As coisas não funcionaram dentro do previsto e por isso estou de
volta e por isso trouxe comigo a minha mulher doente, esta com o rosto
escondido. Vamos ficar aqui, num cantinho qualquer, caso não seja incômodo, e
prometo procurar emprego, todos os dias, mesmo que não haja emprego para um
homem de sessenta anos. Além disso, tenho uma longa história para contar e
espero sua paciência e compaixão, se não é pedir muito.
Minha vinda para sua casa tem um motivo. Por enquanto, enquanto
me ajeito aqui, quero sua atenção para o fato de que seu ex-marido morreu há
muitos anos e eu sou apenas uma cópia dele, feita às pressas, instruída para procurá-la
e mais do que isso – vim por vontade. Não pergunte por quê; é assim. Não tenho
maiores pormenores; seu marido esforçou-se para dar mais detalhes, mas só disse
“vá”. Fechou os olhinhos e seguiu em outra direção. Cumpro minha palavra e
minha natureza e estou em sua casa com minha mulher doente, aliás, mulher dele,
deixada viúva, quase não fala.
É uma situação complicada e um pouco destoante do senso comum.
Talvez destoante demais. Além disso, não sei explicar-me direito, como cópia,
porque sou igual ao que ele era e desse modo sou ele. Eu entendo a sua cara de
espanto e até agradeço. Prova de que ouve minha história de cópia de seu
ex-marido, um homem que você não vê há uns vinte anos. Então, deve se perguntar:
por que eu (ele) voltaria depois de tanto tempo? Que palhaçada é essa de cópia?
Fosse só isso, eu sei, dava para levar dentro do seu arsenal de
palavras e vivências, mas agora tem um dado bem além, pois embora eu tenha os
mesmos jeitos e gestos de seu marido, um processo qualquer deu errado – ou
certo, depende – e detectei em mim uns pedaços que não são dele, eu sinto, e
esses pedaços, meus, exclusivos, pensam outras coisas. Sou seu ex-marido até certo ponto – gostou do
cheiro? -, mas sinto outro tipo de intimidade com você, a minha, a da cópia,
não a dele, o original.
Minha mulher doente tem cara de doente. Tudo o que se imaginar
em literatura está em seu rosto mortiço, pele macilenta, maçãs do rosto
afundadas. Tosse e tem delírios. Ela não sabe o que se passa, pois não viu a
morte do marido e acha que tudo é produto da doença. Basta ela tirar esse xale
em que ela se esconde de medo.
Também é importante deixar claro que voltei para ficar. Estou
aqui a partir de agora, sem dinheiro, e ainda por cima trazendo comigo uma
mulher doente. Lembro-me dela antes, saudável, sentada numa varanda, olhando o
tempo passar, numa recordação minha; não dele. A vinda aqui é de entendimento, portanto. Se
você pensa que sei mais desse acorrido, com seus resultados bizarros, está
enganada. Uma cópia só sabe que é cópia e um pouco mais, talvez o bastante. Não
sabe por quê. Tenho registro para vir aqui e cá estou; mas não é apenas isso. Ainda
tenho restos de memórias sobre outra vida, em que talvez eu não fosse cópia, e
em que você está sentada, numa varanda, olhando o tempo passar.

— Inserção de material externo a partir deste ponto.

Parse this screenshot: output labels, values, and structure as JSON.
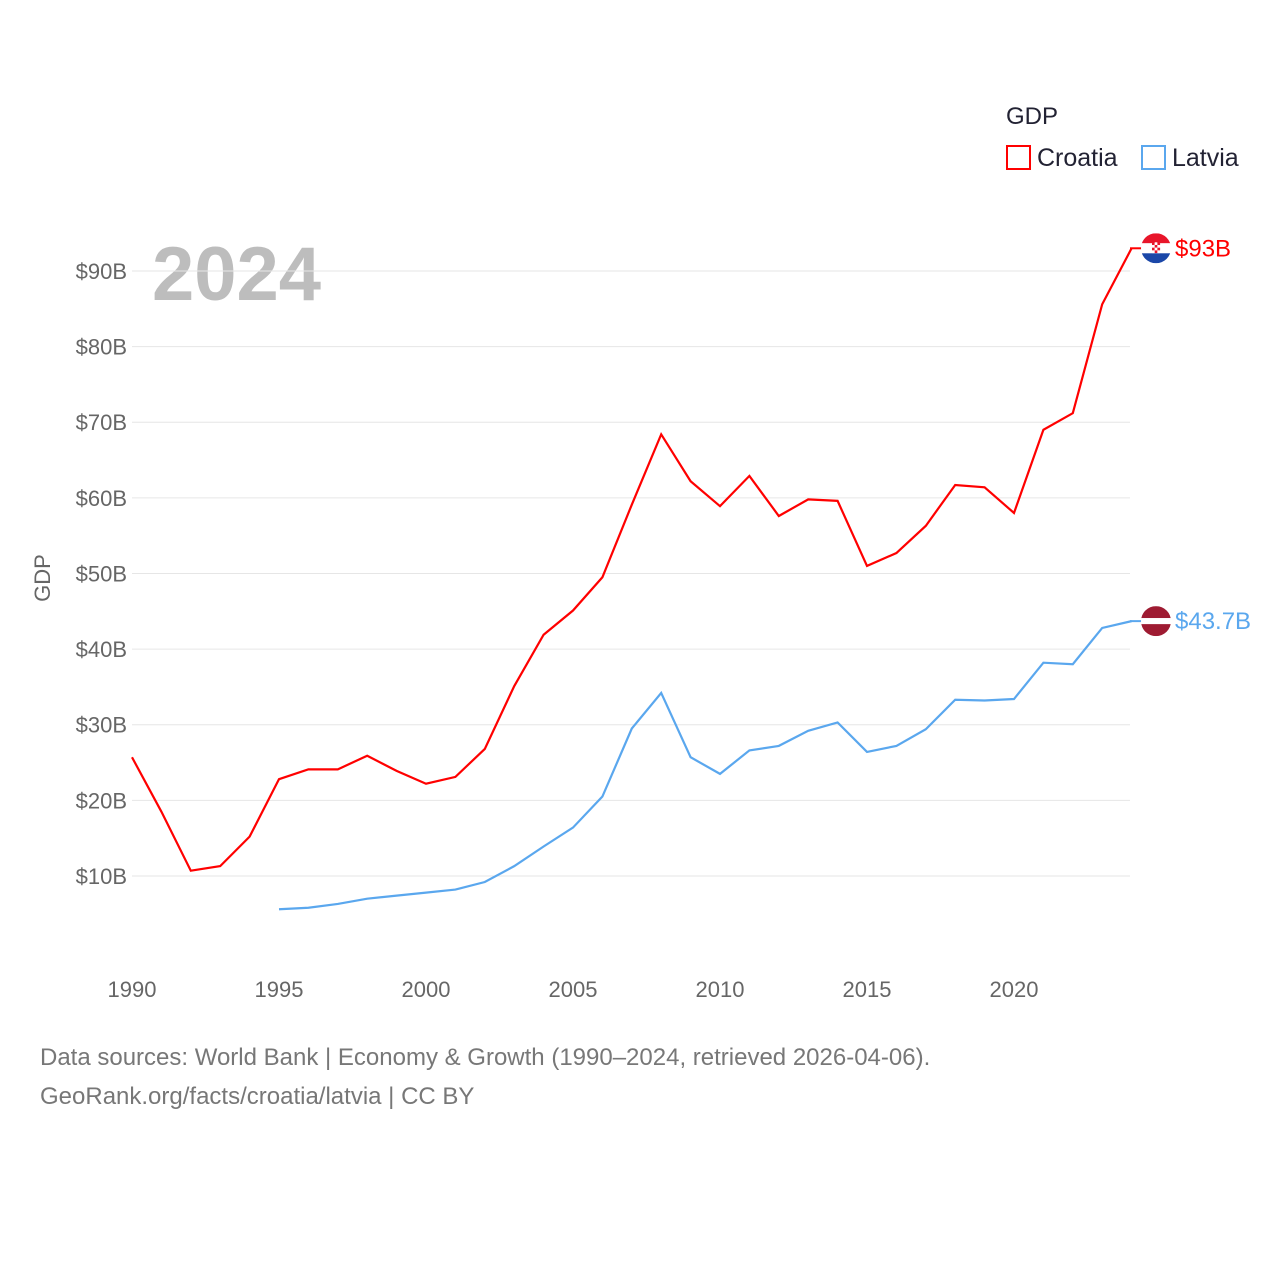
{
  "chart_data": {
    "type": "line",
    "title": "2024",
    "ylabel": "GDP",
    "legend_title": "GDP",
    "legend_position": "top-right",
    "x": [
      1990,
      1991,
      1992,
      1993,
      1994,
      1995,
      1996,
      1997,
      1998,
      1999,
      2000,
      2001,
      2002,
      2003,
      2004,
      2005,
      2006,
      2007,
      2008,
      2009,
      2010,
      2011,
      2012,
      2013,
      2014,
      2015,
      2016,
      2017,
      2018,
      2019,
      2020,
      2021,
      2022,
      2023,
      2024
    ],
    "xticks": [
      1990,
      1995,
      2000,
      2005,
      2010,
      2015,
      2020
    ],
    "yticks": [
      10,
      20,
      30,
      40,
      50,
      60,
      70,
      80,
      90
    ],
    "ytick_labels": [
      "$10B",
      "$20B",
      "$30B",
      "$40B",
      "$50B",
      "$60B",
      "$70B",
      "$80B",
      "$90B"
    ],
    "xlim": [
      1990,
      2024
    ],
    "ylim": [
      0,
      100
    ],
    "series": [
      {
        "name": "Croatia",
        "color": "#ff0000",
        "end_label": "$93B",
        "values": [
          25.7,
          18.5,
          10.7,
          11.3,
          15.2,
          22.8,
          24.1,
          24.1,
          25.9,
          23.9,
          22.2,
          23.1,
          26.8,
          35.1,
          41.9,
          45.1,
          49.5,
          59.1,
          68.4,
          62.2,
          58.9,
          62.9,
          57.6,
          59.8,
          59.6,
          51.0,
          52.7,
          56.3,
          61.7,
          61.4,
          58.0,
          69.0,
          71.2,
          85.6,
          93.0
        ]
      },
      {
        "name": "Latvia",
        "color": "#5aa7ee",
        "end_label": "$43.7B",
        "values": [
          null,
          null,
          null,
          null,
          null,
          5.6,
          5.8,
          6.3,
          7.0,
          7.4,
          7.8,
          8.2,
          9.2,
          11.3,
          13.9,
          16.4,
          20.5,
          29.5,
          34.2,
          25.7,
          23.5,
          26.6,
          27.2,
          29.2,
          30.3,
          26.4,
          27.2,
          29.4,
          33.3,
          33.2,
          33.4,
          38.2,
          38.0,
          42.8,
          43.7
        ]
      }
    ]
  },
  "footer": {
    "line1": "Data sources: World Bank | Economy & Growth (1990–2024, retrieved 2026-04-06).",
    "line2": "GeoRank.org/facts/croatia/latvia | CC BY"
  }
}
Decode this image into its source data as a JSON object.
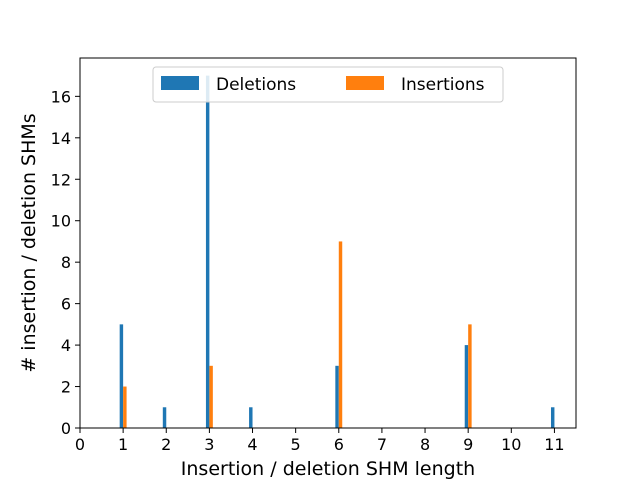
{
  "chart_data": {
    "type": "bar",
    "xlabel": "Insertion / deletion SHM length",
    "ylabel": "# insertion / deletion SHMs",
    "xlim": [
      0,
      11.5
    ],
    "ylim": [
      0,
      17.85
    ],
    "x_ticks": [
      "0",
      "1",
      "2",
      "3",
      "4",
      "5",
      "6",
      "7",
      "8",
      "9",
      "10",
      "11"
    ],
    "y_ticks": [
      "0",
      "2",
      "4",
      "6",
      "8",
      "10",
      "12",
      "14",
      "16"
    ],
    "legend_position": "top-center",
    "series": [
      {
        "name": "Deletions",
        "color": "#1f77b4",
        "x": [
          1,
          2,
          3,
          4,
          6,
          9,
          11
        ],
        "values": [
          5,
          1,
          17,
          1,
          3,
          4,
          1
        ]
      },
      {
        "name": "Insertions",
        "color": "#ff7f0e",
        "x": [
          1,
          3,
          6,
          9
        ],
        "values": [
          2,
          3,
          9,
          5
        ]
      }
    ]
  }
}
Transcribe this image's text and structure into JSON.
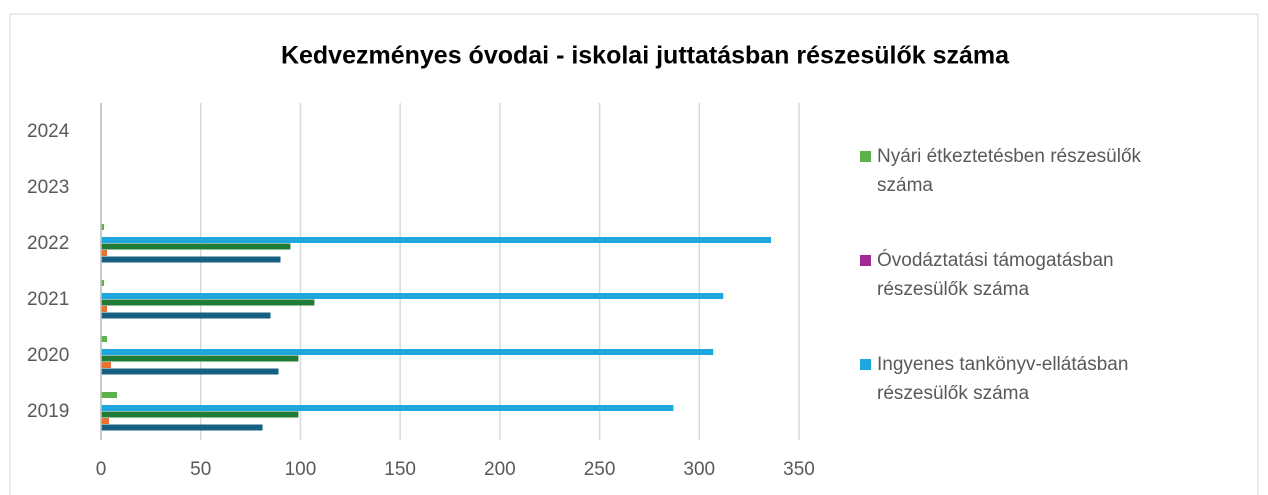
{
  "chart_data": {
    "type": "bar",
    "orientation": "horizontal",
    "title": "Kedvezményes óvodai - iskolai juttatásban részesülők száma",
    "categories": [
      "2019",
      "2020",
      "2021",
      "2022",
      "2023",
      "2024"
    ],
    "series": [
      {
        "name": "Nyári étkeztetésben részesülők száma",
        "color": "#5bb14a",
        "values": [
          8,
          3,
          1.5,
          1.5,
          null,
          null
        ]
      },
      {
        "name": "Óvodáztatási támogatásban részesülők száma",
        "color": "#a02b93",
        "values": [
          null,
          null,
          null,
          null,
          null,
          null
        ]
      },
      {
        "name": "Ingyenes tankönyv-ellátásban részesülők száma",
        "color": "#1ea7dc",
        "values": [
          287,
          307,
          312,
          336,
          null,
          null
        ]
      },
      {
        "color": "#217a35",
        "values": [
          99,
          99,
          107,
          95,
          null,
          null
        ]
      },
      {
        "color": "#e97132",
        "values": [
          4,
          5,
          3,
          3,
          null,
          null
        ]
      },
      {
        "color": "#156082",
        "values": [
          81,
          89,
          85,
          90,
          null,
          null
        ]
      }
    ],
    "xlim": [
      0,
      350
    ],
    "xticks": [
      0,
      50,
      100,
      150,
      200,
      250,
      300,
      350
    ],
    "grid": true,
    "legend": "right"
  }
}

A razão principal da minha volta, no entanto, é outra. Voltei
porque você também é cópia. Cópia dela, da minha mulher doente, da mulher dele
doente, e quero continuar com você, pelo resto da vida, porque ela, agora
mostrando o rosto, está indo embora daqui pouco, deixando partes em sua vida, e
pelo jeito é assim que funciona. Só não sabemos por quê.